Improving the adsorption capacity of amino-modified Mg-Al LDH using a combined DFT and experiment

Abstract

The adsorption of CO2 using layered double hydroxides (LDHs) such as Mg-Al LDH is both technically feasible and economical. Although some approaches to the modification of LDHs have proved fruitful, there is still a need for further improvement in the adsorption capacity of modified LDHs. Here, a new optimization direction for amino-modified Mg-Al-LDHs is proposed based on using DFT and AIMD simulations to elucidate the mechanism of CO2 diffusion.

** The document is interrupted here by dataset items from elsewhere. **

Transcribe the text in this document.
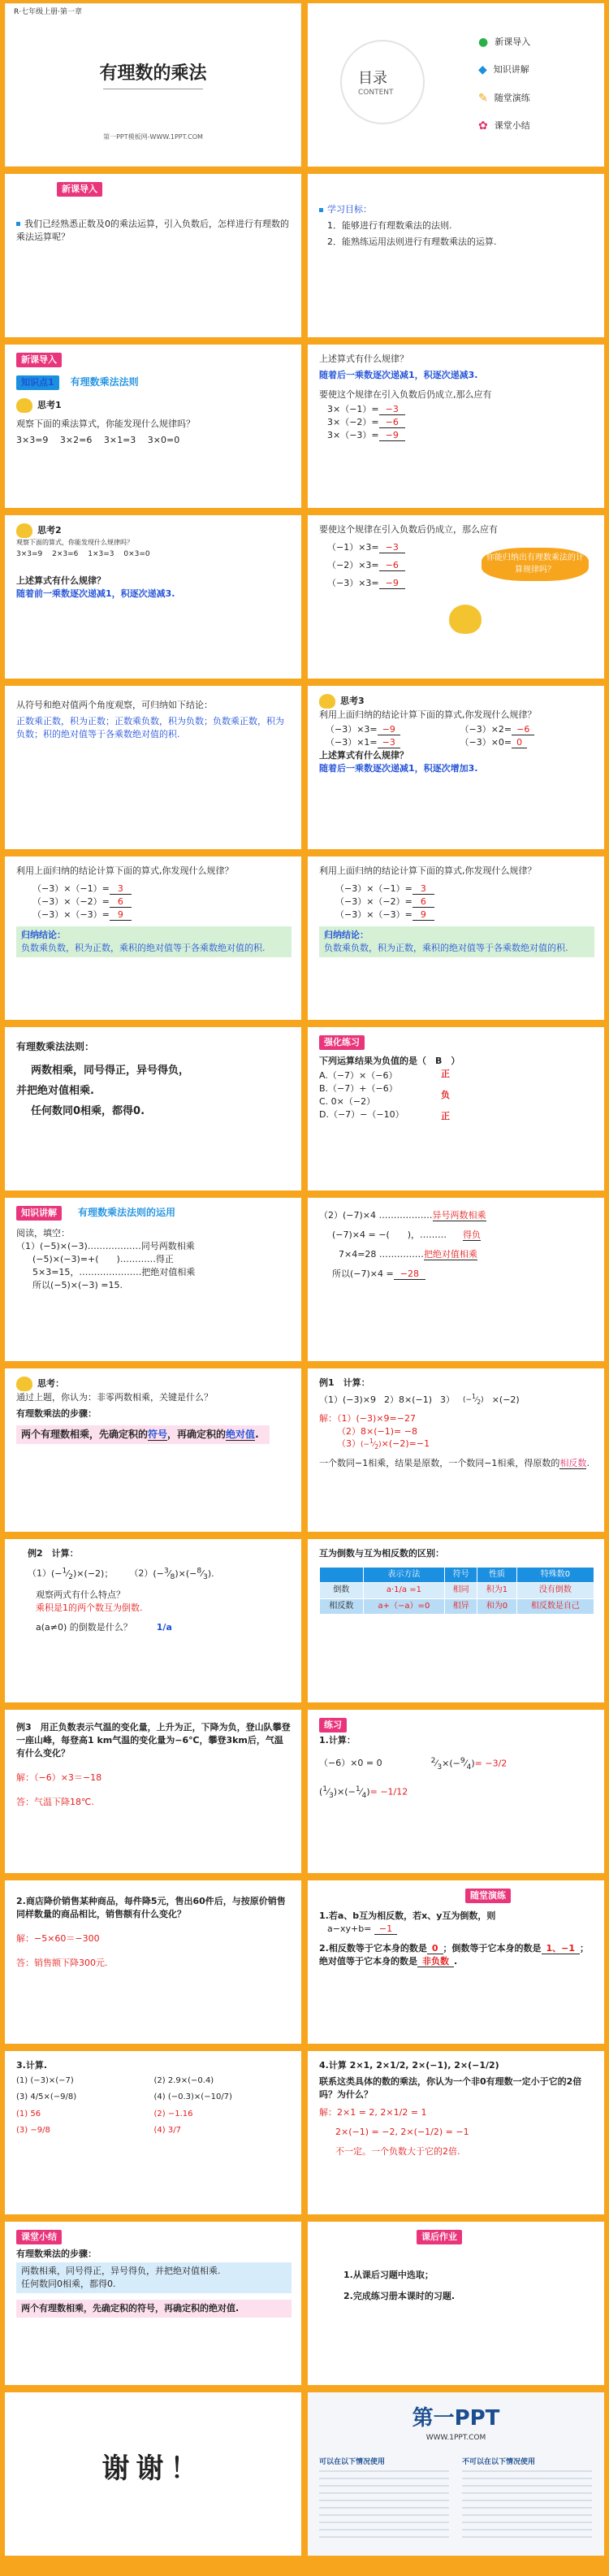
R·七年级上册·第一章
有理数的乘法
第一PPT模板网-WWW.1PPT.COM
目录
CONTENT
● 新课导入
◆ 知识讲解
✎ 随堂演练
✿ 课堂小结
新课导入
我们已经熟悉正数及0的乘法运算，引入负数后，怎样进行有理数的乘法运算呢？
学习目标：
1．能够进行有理数乘法的法则.
2．能熟练运用法则进行有理数乘法的运算.
新课导入
知识点1	有理数乘法法则
思考1
观察下面的乘法算式，你能发现什么规律吗？
3×3=9　 3×2=6　 3×1=3　 3×0=0
上述算式有什么规律？
随着后一乘数逐次递减1，积逐次递减3.
要使这个规律在引入负数后仍成立,那么应有
3×（−1）= −3
3×（−2）= −6
3×（−3）= −9
思考2
观察下面的算式，你能发现什么规律吗？
3×3=9　 2×3=6　 1×3=3　 0×3=0
上述算式有什么规律？
随着前一乘数逐次递减1，积逐次递减3.
要使这个规律在引入负数后仍成立，那么应有
（−1）×3= −3
（−2）×3= −6
（−3）×3= −9
你能归纳出有理数乘法的计算规律吗？
从符号和绝对值两个角度观察，可归纳如下结论：
正数乘正数，积为正数；正数乘负数，积为负数；负数乘正数，积为负数；积的绝对值等于各乘数绝对值的积.
思考3
利用上面归纳的结论计算下面的算式,你发现什么规律？
（−3）×3= −9	（−3）×2= −6
（−3）×1= −3	（−3）×0= 0
上述算式有什么规律？
随着后一乘数逐次递减1，积逐次增加3.
利用上面归纳的结论计算下面的算式,你发现什么规律？
（−3）×（−1）= 3
（−3）×（−2）= 6
（−3）×（−3）= 9
归纳结论：
负数乘负数，积为正数，乘积的绝对值等于各乘数绝对值的积.
利用上面归纳的结论计算下面的算式,你发现什么规律？
（−3）×（−1）= 3
（−3）×（−2）= 6
（−3）×（−3）= 9
归纳结论：
负数乘负数，积为正数，乘积的绝对值等于各乘数绝对值的积.
有理数乘法法则：
两数相乘，同号得正，异号得负，
并把绝对值相乘.
任何数同0相乘，都得0.
强化练习
下列运算结果为负值的是（　B　）
A.（−7）×（−6）
B.（−7）+（−6）
C. 0×（−2）
D.（−7）−（−10）
正
负
正
知识讲解	有理数乘法法则的运用
阅读，填空：
（1）(−5)×(−3)………………同号两数相乘
(−5)×(−3)=+(　　)…………得正
5×3=15，…………………把绝对值相乘
所以(−5)×(−3) =15.
（2）(−7)×4 ………………异号两数相乘
(−7)×4 = −(　　)，……… 得负
7×4=28 ……………把绝对值相乘
所以(−7)×4 = −28
思考：
通过上题，你认为：非零两数相乘，关键是什么？
有理数乘法的步骤：
两个有理数相乘，先确定积的符号，再确定积的绝对值.
例1　计算：
（1）(−3)×9 2）8×(−1) 3） $(-^1⁄_2) \times(-2)$
解：（1）(−3)×9=−27
（2）8×(−1)= −8
$(3)(-^1⁄_2)\times(-2)=-1$
一个数同−1相乘，结果是原数，一个数同−1相乘，得原数的相反数.
例2　计算：
$(1)(-^1⁄_2)\times(-2)$； $(2)(-^3⁄_8)\times(-^8⁄_3)$.
观察两式有什么特点？
乘积是1的两个数互为倒数.
a(a≠0) 的倒数是什么？	1/a
互为倒数与互为相反数的区别：
	表示方法	符号	性质	特殊数0
倒数	a·1/a =1	相同	积为1	没有倒数
相反数	a+（−a）=0	相异	和为0	相反数是自己
例3　用正负数表示气温的变化量，上升为正，下降为负，登山队攀登一座山峰，每登高1 km气温的变化量为−6℃，攀登3km后，气温有什么变化？
解：（−6）×3＝−18
答：气温下降18℃.
练习
1.计算：
（−6）×0 = 0	$^2⁄_3\times(-^9⁄_4)= -3/2$
$(^1⁄_3)\times(-^1⁄_4)= -1/12$
2.商店降价销售某种商品，每件降5元，售出60件后，与按原价销售同样数量的商品相比，销售额有什么变化？
解：−5×60＝−300
答：销售额下降300元.
随堂演练
1.若a、b互为相反数，若x、y互为倒数，则
a−xy+b= −1
2.相反数等于它本身的数是 0 ；倒数等于它本身的数是 1、−1 ；绝对值等于它本身的数是 非负数 .
3.计算.
(1) (−3)×(−7)	(2) 2.9×(−0.4)
(3) 4/5×(−9/8)	(4) (−0.3)×(−10/7)
(1) 56	(2) −1.16
(3) −9/8	(4) 3/7
4.计算 2×1, 2×1/2, 2×(−1), 2×(−1/2)
联系这类具体的数的乘法，你认为一个非0有理数一定小于它的2倍吗？为什么？
解：2×1 = 2, 2×1/2 = 1
2×(−1) = −2, 2×(−1/2) = −1
不一定。一个负数大于它的2倍.
课堂小结
有理数乘法的步骤：
两数相乘，同号得正，异号得负，并把绝对值相乘.
任何数同0相乘，都得0.
两个有理数相乘，先确定积的符号，再确定积的绝对值.
课后作业
1.从课后习题中选取；
2.完成练习册本课时的习题.
谢谢！
第一PPT
WWW.1PPT.COM
可以在以下情况使用	不可以在以下情况使用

The proposed approach was then evaluated experimentally. Theoretical calculations showed that the adsorption energy of ordinary amino-modified LDHs was low, at − 0.56 eV. DFT simulations showed that the number of interlayer water molecules affects the CO2 adsorption energy, with the optimum adsorption energy of − 0.78 eV obtained in the presence one interlayer water molecule. Experimental analysis showed that the drying time affects the amount of interlayer water and thus the CO2 adsorption capacity, with the maximum adsorption capacity of 1.7424 mmol/g obtained after drying for 5 h. This study provides useful insights towards the development of materials such as Mg-Al LDHs for efficient CO2 adsorption and highlights the critical role of interlayer-bound water on the adsorption performance.